Tuesday, 18 June 2013

Oviedo and Naranco, Asturias (Day 2 - morning) - San Julian de los Prados, San Miguel de Lillo and Santa Maria del Naranco - The 15th of June 2013

We got up very early and therefore decided to  set out almost immediately. Realising that San Julian de los Prados church was at a considerable walking distance but the area the Hotel was located at provided the adequate setting for walking we decided to take the risk.

Following a hard one hour walk we finally reached the Plaza de las Palomas, very close to which stood San Julian de los Prados.

Upon reaching it we didn't immediately notice what a little "jewel" it was, mainly because of the rather "austere" façade.

Santullano, as it is often referred to is a Pre-Ramirense church, which has been considered a UNESCO World Heritage site. Being the largest Pre-Romanesque Church in Spain it is said to have been built between 812 and 842 in honour of the Egyptian martyrs Julian and Basilissa.

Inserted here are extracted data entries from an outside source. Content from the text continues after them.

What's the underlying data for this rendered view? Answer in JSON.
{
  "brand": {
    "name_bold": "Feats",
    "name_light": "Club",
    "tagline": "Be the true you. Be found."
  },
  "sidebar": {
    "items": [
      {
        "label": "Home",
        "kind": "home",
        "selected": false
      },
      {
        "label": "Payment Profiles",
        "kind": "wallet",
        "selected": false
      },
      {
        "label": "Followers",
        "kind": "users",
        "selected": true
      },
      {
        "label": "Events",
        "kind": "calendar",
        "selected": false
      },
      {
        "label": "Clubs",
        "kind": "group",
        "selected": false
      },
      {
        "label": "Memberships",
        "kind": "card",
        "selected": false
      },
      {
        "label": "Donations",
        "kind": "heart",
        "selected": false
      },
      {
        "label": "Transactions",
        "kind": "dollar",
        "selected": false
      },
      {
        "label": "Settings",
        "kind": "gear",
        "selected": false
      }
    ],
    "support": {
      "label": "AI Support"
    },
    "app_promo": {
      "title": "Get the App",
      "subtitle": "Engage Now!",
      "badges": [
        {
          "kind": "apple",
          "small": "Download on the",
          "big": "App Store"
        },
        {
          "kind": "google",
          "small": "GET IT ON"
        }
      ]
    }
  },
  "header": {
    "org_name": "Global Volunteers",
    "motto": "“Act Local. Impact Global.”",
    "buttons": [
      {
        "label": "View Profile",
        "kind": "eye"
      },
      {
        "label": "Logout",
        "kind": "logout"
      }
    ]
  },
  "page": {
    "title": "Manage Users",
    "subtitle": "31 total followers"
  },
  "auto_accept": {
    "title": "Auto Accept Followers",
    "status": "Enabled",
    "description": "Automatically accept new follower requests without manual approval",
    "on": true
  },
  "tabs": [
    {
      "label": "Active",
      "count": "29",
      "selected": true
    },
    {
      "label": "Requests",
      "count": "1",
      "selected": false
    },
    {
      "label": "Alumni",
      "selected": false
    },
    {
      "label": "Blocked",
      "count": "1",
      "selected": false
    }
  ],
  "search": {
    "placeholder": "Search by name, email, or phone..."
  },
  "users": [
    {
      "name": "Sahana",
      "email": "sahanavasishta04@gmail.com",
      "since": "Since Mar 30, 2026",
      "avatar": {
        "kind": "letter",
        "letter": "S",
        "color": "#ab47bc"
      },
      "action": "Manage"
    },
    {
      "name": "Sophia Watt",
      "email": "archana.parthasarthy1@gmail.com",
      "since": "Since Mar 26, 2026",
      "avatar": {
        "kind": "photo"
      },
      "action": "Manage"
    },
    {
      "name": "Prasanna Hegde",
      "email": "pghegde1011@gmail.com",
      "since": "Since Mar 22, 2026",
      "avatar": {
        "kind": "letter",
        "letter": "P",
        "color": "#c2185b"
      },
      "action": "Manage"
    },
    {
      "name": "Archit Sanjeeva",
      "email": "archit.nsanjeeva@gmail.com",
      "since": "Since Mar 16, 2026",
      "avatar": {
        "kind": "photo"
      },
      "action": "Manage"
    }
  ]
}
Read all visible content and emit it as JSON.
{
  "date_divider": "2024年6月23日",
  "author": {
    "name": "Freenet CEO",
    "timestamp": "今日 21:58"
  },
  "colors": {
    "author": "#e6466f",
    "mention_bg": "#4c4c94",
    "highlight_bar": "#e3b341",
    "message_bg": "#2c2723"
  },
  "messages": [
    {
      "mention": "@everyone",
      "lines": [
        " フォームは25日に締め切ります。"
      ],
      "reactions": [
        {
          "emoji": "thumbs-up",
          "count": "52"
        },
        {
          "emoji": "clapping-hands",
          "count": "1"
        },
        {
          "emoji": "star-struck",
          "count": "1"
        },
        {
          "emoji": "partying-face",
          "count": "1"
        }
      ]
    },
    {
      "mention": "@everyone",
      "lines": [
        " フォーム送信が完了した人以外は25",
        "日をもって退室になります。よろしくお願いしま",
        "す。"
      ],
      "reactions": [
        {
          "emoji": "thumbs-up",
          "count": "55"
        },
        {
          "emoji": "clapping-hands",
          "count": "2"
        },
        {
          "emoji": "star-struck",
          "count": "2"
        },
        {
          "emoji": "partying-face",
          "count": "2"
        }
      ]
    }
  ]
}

Its interior which I was not allow to photograph is covered in 1200 year aniconic frescoes which reveal a mixture of Pagan and Christian influence.

Soon after the guided visit we took a bus to the main Train Station, so as to get another bus going up to Naranco mountain just 3 kilometres from Oviedo.

Upon reaching the last stop we found ourselves in the middle of Naranco mountain overlooking a huge private sports ground from where we had to make our way down a rather steep slope surrounded by vegetation which  at times looked  thrilling and simultaneously frightful.

San Miguel de Lillo church unexpectedly came into sight as we walked onto a wide open grass area. Consecrated by Ramiro I and his wife Paterna in the year 848 it is said to have been originally dedicated to St. Mary, though its worship was passed to a nearby Palace in the 12the century leaving this Church dedicated to Saint Michael.

The extraordinary lattice work on the windows, namely the one on the Southern wall was worth of notice. Though we were not allowed in as it was closed there was something about it that mesmerised me. The scenario setting was ideal for a certain religiousness to settle i, and having stopped on its surrounding grounds after having walked for hours brought an inner peace I hadn't felt for a while.

We walked a further 150 metres till we reached the Church of Santa Maria del Naranco, like the previous ones also a UNESCO World Heritage Site. Having been built as a Royal Palace and part of a larger complex it is said to have been completed in 848 and only converted into a Church at the end of the 13th century.

Although Pre-Romanesque it is considered innovative in its stylistic approach with its slender shape, varied decoration and the introduction of elongated barrel vaults.

I climbed to the upper floor whose access was via a double exterior stairway but once more couldn't unfortunately visit it as it was also closed, which I felt was a pity once I had been looking forward to seeing its exquisite interior decorative architectural elements.

We sat down at a rural-like restaurant and had another "Fabada Asturiana" this time with clams, which tasted really good. We were served a "rich" red wine glass and in no time had regained forces to walk down to the bus stop which was still a long walk away.